Ma sicuramente, al di là delle leggende, nella storia della Frutta di Martorana il ‘500 rappresenta senz’altro un secolo cruciale, e più esattamente l’anno 1575, quello del famoso Sinodo dei vescovi siciliani, svoltosi a Mazara del Vallo e che, tra le altre cose in materia gastronomica, accolse la richiesta della Corporazione dei Confettari, stabilendo in loro favore il monopolio sulle creazioni di Pasta reale e contestualmente proibendo, quindi, alle suore della “Martorana” di dedicarsi alla produzione della “Frutta” che secoli prima avevano genialmente inventato.
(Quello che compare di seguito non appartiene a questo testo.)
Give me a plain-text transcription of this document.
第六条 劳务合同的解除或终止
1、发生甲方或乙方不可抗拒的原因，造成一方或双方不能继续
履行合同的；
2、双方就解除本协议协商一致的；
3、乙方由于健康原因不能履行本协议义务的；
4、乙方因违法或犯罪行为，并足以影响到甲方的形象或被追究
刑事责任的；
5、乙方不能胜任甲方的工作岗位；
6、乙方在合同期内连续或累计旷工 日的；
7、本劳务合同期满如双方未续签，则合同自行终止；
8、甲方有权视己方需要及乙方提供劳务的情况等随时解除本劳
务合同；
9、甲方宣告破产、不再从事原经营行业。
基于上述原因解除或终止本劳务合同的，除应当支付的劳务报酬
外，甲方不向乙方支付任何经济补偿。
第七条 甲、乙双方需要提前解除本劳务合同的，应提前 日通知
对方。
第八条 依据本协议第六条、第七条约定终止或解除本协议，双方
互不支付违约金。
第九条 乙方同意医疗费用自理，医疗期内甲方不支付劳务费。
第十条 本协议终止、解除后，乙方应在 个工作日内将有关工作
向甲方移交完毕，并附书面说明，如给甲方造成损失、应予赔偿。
Il motivo? Eccessiva deconcentrazione dalla riflessione monacale. E nell’800, per la preparazione di questi dolci, gli stessi Confettari iniziarono inoltre a utilizzare una sostanza (estratta dalla corteccia di una particolare pianta di origine orientale), la resina di benzoino, che donava lucidità alle creazioni di Pasta reale, la stessa che le caratterizza ancora oggi.
Ma veniamo ai nostri giorni, quelli in cui la preparazione dei dolci “di Martorana” si è trasformata in una vera e propria sfida alla creazione più originale, accompagnata dall’assoluta perfezione dei dettagli. Infatti, proprio nel periodo antecedente le festività religiose dei primi due giorni di novembre, le vetrine delle pasticcerie di tutta la Sicilia sono abbellite da esposizioni tra le più strabilianti. Non solo frutti e ortaggi, che come da tradizione non possono mai mancare, ma anche altro, molto altro. Dalle mafaldine imbottite con la mortadella ai panini con le panelle, dalle bambole alle case, dai robot agli attrezzi di un’officina, è tutto un brulicare di “oggetti” straordinariamente simili a quelli veri, ma dal cuore di mandorla, mangiabili e buonissimi.
Certo, magari poi, a volte, la troppa fantasia stroppia, ma chi siamo noi per decidere se un fico d’india sia più buono di una chiave inglese o un’anguria di un fuligginoso camino di una villetta?!